Тут я подзахуел, скрывать не стану. Тон у него просительный. Ну, думаю, взлетел я над вами всеми, как стрела над сортиром. Это кем же надо стать, чтоб черта к тебе принесло на жизнь жаловаться?
— Да, блять, удивил, — говорю я. — О чем же ты говорить хочешь? И чего за это потребуешь?
— Мне, — говорит, — и того хватит, что ты мучишься, а после разговора нашего еще больше мучиться будешь. Потому что я-то живу согласно своей социальной роли, и твое мучение — мое удовольствие и, можно сказать, профессия. А вот ты без всякого результата, без исхода и смысла страдаешь.
— Чо это я так страдаю-то? — спрашиваю я, а сам под дурачка деревенского кошу.
— А то, что выкинут тебя за твою книгу из всего приличного общества. На работу никуда не возьмут. Только парковщиком или мойщиком окон — так туда еще пробиться надо.
— С чего бы? Ишь, засучил копытами, козел наглый! И перестань оттуда пальцем выковыривать, противно же.
— Ты, брат мой, друг дорогой, неполиткорректен, как говно на праздничном столе. Вечно ты ссышь против ветра. Тебе знаешь что все скажут? Что ты фашист, расист, сексист, гомофоб, ксенофоб и хер знает кто еще. Короче — тебя даже три раза повесить мало.
И вот тут мне, ребята, сталро смешно. Ну черт. Ну старый пидор рогатый… Кончилась прежняя жизнь! — навсегда кончилась! Нет больше приличного общества! а тем, которые себя им считают, я могу только на дверь нассать, а руки не подам. Рухнула ваша чудесная злоебучая цивилизация — пизда вдребезги, хуй пополам!
Так я ему и сказал:
— Сунь палец в жопу и заткнись. Никого не боялся Пол Баньян.
А он аж рогами зашевелил, аж шип змеиный издал, затряс бородой своей козлиной:
— Сожгут тебя на костре, развеют прах по ветру, а на Том Свете встречу я тебя у ворот и в костер суну на веки вечные! Понял, храбрец херов?
— С нетерпением буду ждать встречи. Тогда я наконец обломаю тебе рога, скупщик бракованных душ.

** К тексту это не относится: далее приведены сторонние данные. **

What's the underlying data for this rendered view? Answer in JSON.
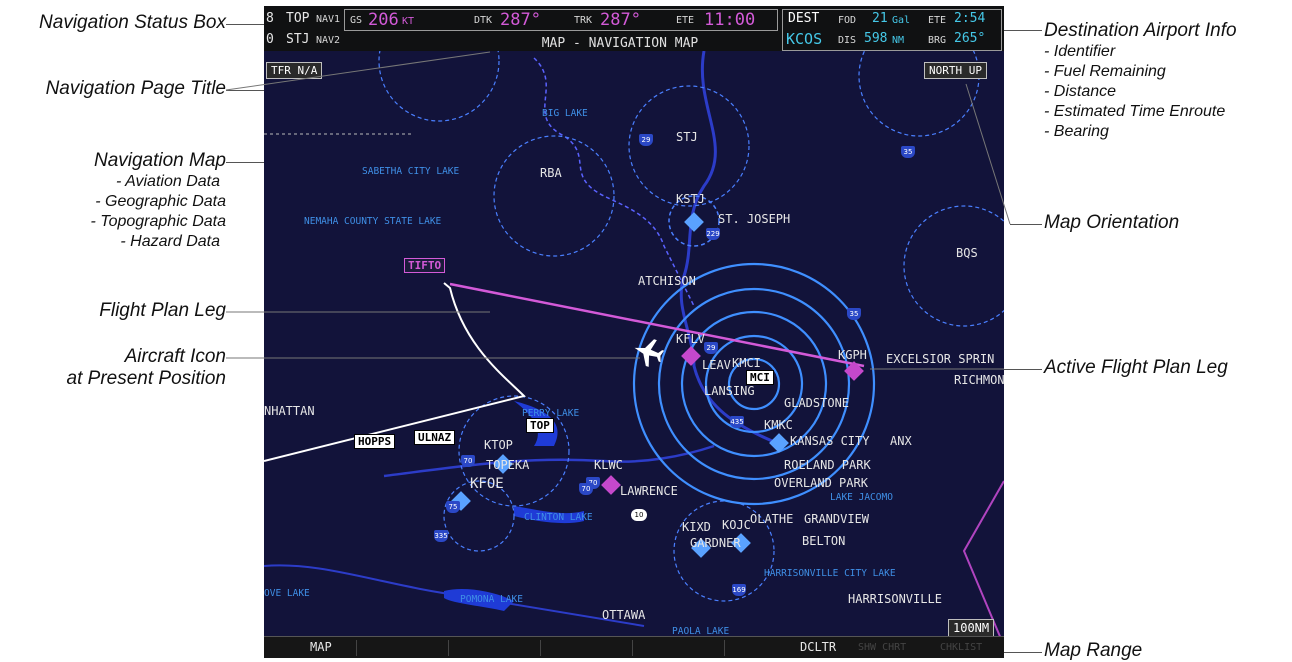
{
  "callouts": {
    "nav_status_box": "Navigation Status Box",
    "nav_page_title": "Navigation Page Title",
    "nav_map": {
      "title": "Navigation Map",
      "items": [
        "- Aviation Data",
        "- Geographic Data",
        "- Topographic Data",
        "- Hazard Data"
      ]
    },
    "flight_plan_leg": "Flight Plan Leg",
    "aircraft_icon": [
      "Aircraft Icon",
      "at Present Position"
    ],
    "dest_info": {
      "title": "Destination Airport Info",
      "items": [
        "- Identifier",
        "- Fuel Remaining",
        "- Distance",
        "- Estimated Time Enroute",
        "- Bearing"
      ]
    },
    "map_orientation": "Map Orientation",
    "active_leg": "Active Flight Plan Leg",
    "map_range": "Map Range"
  },
  "status": {
    "nav1_id": "TOP",
    "nav1_label": "NAV1",
    "nav2_id": "STJ",
    "nav2_label": "NAV2",
    "gs_label": "GS",
    "gs_value": "206",
    "gs_unit": "KT",
    "dtk_label": "DTK",
    "dtk_value": "287°",
    "trk_label": "TRK",
    "trk_value": "287°",
    "ete_label": "ETE",
    "ete_value": "11:00",
    "title": "MAP - NAVIGATION MAP",
    "dest_label": "DEST",
    "dest_id": "KCOS",
    "fod_label": "FOD",
    "fod_value": "21",
    "fod_unit": "Gal",
    "dis_label": "DIS",
    "dis_value": "598",
    "dis_unit": "NM",
    "ete2_label": "ETE",
    "ete2_value": "2:54",
    "brg_label": "BRG",
    "brg_value": "265°"
  },
  "map": {
    "tfr": "TFR N/A",
    "orientation": "NORTH UP",
    "range": "100NM",
    "labels": {
      "stj": "STJ",
      "rba": "RBA",
      "kstj": "KSTJ",
      "st_joseph": "ST. JOSEPH",
      "bqs": "BQS",
      "atchison": "ATCHISON",
      "kflv": "KFLV",
      "kmci": "KMCI",
      "leavenworth": "LEAV",
      "lansing": "LANSING",
      "kgph": "KGPH",
      "excelsior": "EXCELSIOR SPRIN",
      "richmond": "RICHMON",
      "gladstone": "GLADSTONE",
      "kmkc": "KMKC",
      "kansas_city": "KANSAS CITY",
      "anx": "ANX",
      "ktop": "KTOP",
      "topeka": "TOPEKA",
      "kfoe": "KFOE",
      "klwc": "KLWC",
      "lawrence": "LAWRENCE",
      "roeland": "ROELAND PARK",
      "overland": "OVERLAND PARK",
      "kixd": "KIXD",
      "kojc": "KOJC",
      "olathe": "OLATHE",
      "gardner": "GARDNER",
      "grandview": "GRANDVIEW",
      "belton": "BELTON",
      "harrisonville": "HARRISONVILLE",
      "ottawa": "OTTAWA",
      "manhattan": "NHATTAN"
    },
    "water": {
      "big_lake": "BIG LAKE",
      "sabetha": "SABETHA CITY LAKE",
      "nemaha": "NEMAHA COUNTY STATE LAKE",
      "perry": "PERRY LAKE",
      "clinton": "CLINTON LAKE",
      "pomona": "POMONA LAKE",
      "paola": "PAOLA LAKE",
      "jacomo": "LAKE JACOMO",
      "harrisonville_lake": "HARRISONVILLE CITY LAKE",
      "ove": "OVE LAKE"
    },
    "waypoints": {
      "tifto": "TIFTO",
      "hopps": "HOPPS",
      "ulnaz": "ULNAZ",
      "top": "TOP",
      "mci": "MCI"
    }
  },
  "softkeys": {
    "map": "MAP",
    "dcltr": "DCLTR",
    "shw_chrt": "SHW CHRT",
    "chkl": "CHKLIST"
  },
  "colors": {
    "magenta": "#d35ad8",
    "cyan": "#45c8e8",
    "range_ring": "#3f8fff",
    "background": "#12133a"
  }
}
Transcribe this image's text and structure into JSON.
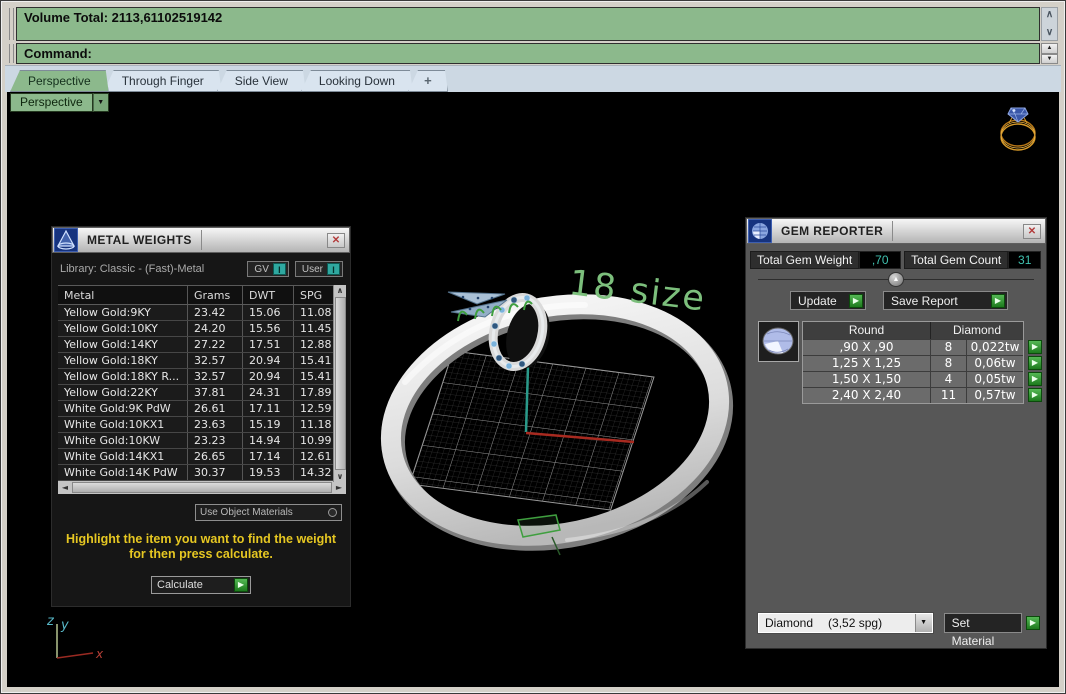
{
  "header": {
    "volume_total": "Volume Total: 2113,61102519142",
    "command_label": "Command:"
  },
  "tabs": {
    "items": [
      {
        "label": "Perspective",
        "active": true
      },
      {
        "label": "Through Finger"
      },
      {
        "label": "Side View"
      },
      {
        "label": "Looking Down"
      }
    ],
    "add_label": "+"
  },
  "viewport": {
    "label": "Perspective",
    "scene_text": "18 size",
    "axis_x": "x",
    "axis_y": "y",
    "axis_z": "z"
  },
  "metal_weights": {
    "title": "METAL WEIGHTS",
    "library_label": "Library: Classic - (Fast)-Metal",
    "gv_button": "GV",
    "user_button": "User",
    "columns": [
      "Metal",
      "Grams",
      "DWT",
      "SPG"
    ],
    "rows": [
      {
        "metal": "Yellow Gold:9KY",
        "grams": "23.42",
        "dwt": "15.06",
        "spg": "11.08"
      },
      {
        "metal": "Yellow Gold:10KY",
        "grams": "24.20",
        "dwt": "15.56",
        "spg": "11.45"
      },
      {
        "metal": "Yellow Gold:14KY",
        "grams": "27.22",
        "dwt": "17.51",
        "spg": "12.88"
      },
      {
        "metal": "Yellow Gold:18KY",
        "grams": "32.57",
        "dwt": "20.94",
        "spg": "15.41"
      },
      {
        "metal": "Yellow Gold:18KY R...",
        "grams": "32.57",
        "dwt": "20.94",
        "spg": "15.41"
      },
      {
        "metal": "Yellow Gold:22KY",
        "grams": "37.81",
        "dwt": "24.31",
        "spg": "17.89"
      },
      {
        "metal": "White Gold:9K PdW",
        "grams": "26.61",
        "dwt": "17.11",
        "spg": "12.59"
      },
      {
        "metal": "White Gold:10KX1",
        "grams": "23.63",
        "dwt": "15.19",
        "spg": "11.18"
      },
      {
        "metal": "White Gold:10KW",
        "grams": "23.23",
        "dwt": "14.94",
        "spg": "10.99"
      },
      {
        "metal": "White Gold:14KX1",
        "grams": "26.65",
        "dwt": "17.14",
        "spg": "12.61"
      },
      {
        "metal": "White Gold:14K PdW",
        "grams": "30.37",
        "dwt": "19.53",
        "spg": "14.32"
      }
    ],
    "materials_dropdown": "Use Object Materials",
    "hint_line1": "Highlight the item you want to find the weight",
    "hint_line2": "for then press calculate.",
    "calculate_button": "Calculate"
  },
  "gem_reporter": {
    "title": "GEM REPORTER",
    "total_weight_label": "Total Gem Weight",
    "total_weight_value": ",70",
    "total_count_label": "Total Gem Count",
    "total_count_value": "31",
    "update_button": "Update",
    "save_report_button": "Save Report",
    "columns": [
      "Round",
      "Diamond"
    ],
    "rows": [
      {
        "size": ",90 X ,90",
        "count": "8",
        "weight": "0,022tw"
      },
      {
        "size": "1,25 X 1,25",
        "count": "8",
        "weight": "0,06tw"
      },
      {
        "size": "1,50 X 1,50",
        "count": "4",
        "weight": "0,05tw"
      },
      {
        "size": "2,40 X 2,40",
        "count": "11",
        "weight": "0,57tw"
      }
    ],
    "material_name": "Diamond",
    "material_spg": "(3,52 spg)",
    "set_material_button": "Set Material"
  },
  "icons": {
    "close": "✕",
    "play": "▶",
    "up_arrow": "▲",
    "down_arrow": "▼",
    "left_arrow": "◄",
    "right_arrow": "►",
    "chevron_up": "∧",
    "chevron_down": "∨",
    "dropdown_arrow": "▼",
    "info": "I"
  },
  "colors": {
    "accent_green": "#8cb98c",
    "button_green": "#2f8f2f",
    "value_teal": "#3fc0ae",
    "hint_yellow": "#e6c722",
    "scene_text_green": "#7cbf7c",
    "gold": "#d89a28",
    "axis_x_red": "#b84038",
    "axis_z_cyan": "#58b8c8",
    "cplane_x_red": "#a82a20",
    "cplane_y_teal": "#2a9a8a"
  }
}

— Сообрази сам: да нет уже давно никакого смысла ни в какой литературе, ни в каких на хрен книгах, ни в каком твоем мудацком романе! Да ведь все равно никто уже ничего не читает и читать не будет! И романа твоего уродского никто не прочтет — да на хрен он кому нужен!
— Ты ошибаешься, рога с копытами тебе в зад. Есть смысл. Была Холодная война — был у нас враг. И мы — жили! Не стало врага: никто нас не напрягает против себя — и мы расслабились и распались, жирные, одрябшие, прекраснодушные и слабые кретины с розовыми слюнями и бредовыми идеями. Враг — это борьба, борьба — это жизнь. Вот о чем я пишу.
— Брось писать свою ебаную книгу, гад!! — рявкнул он.
И этот рев его адский наполнил меня напряженным до звона чувством, как ураган наполняет открытый дом. И чувство это называется гордость. Гордость наполнила меня, как водород наполняет взмывающий дирижабль. Грудь моя расправилась, плечи раздались, голова откинулась назад аристократически, как у графа пред королем, и руки мои налились силой нечеловеческой, вселенской силой: двумя пальцами сломаю сейчас шею Рогатой Погани.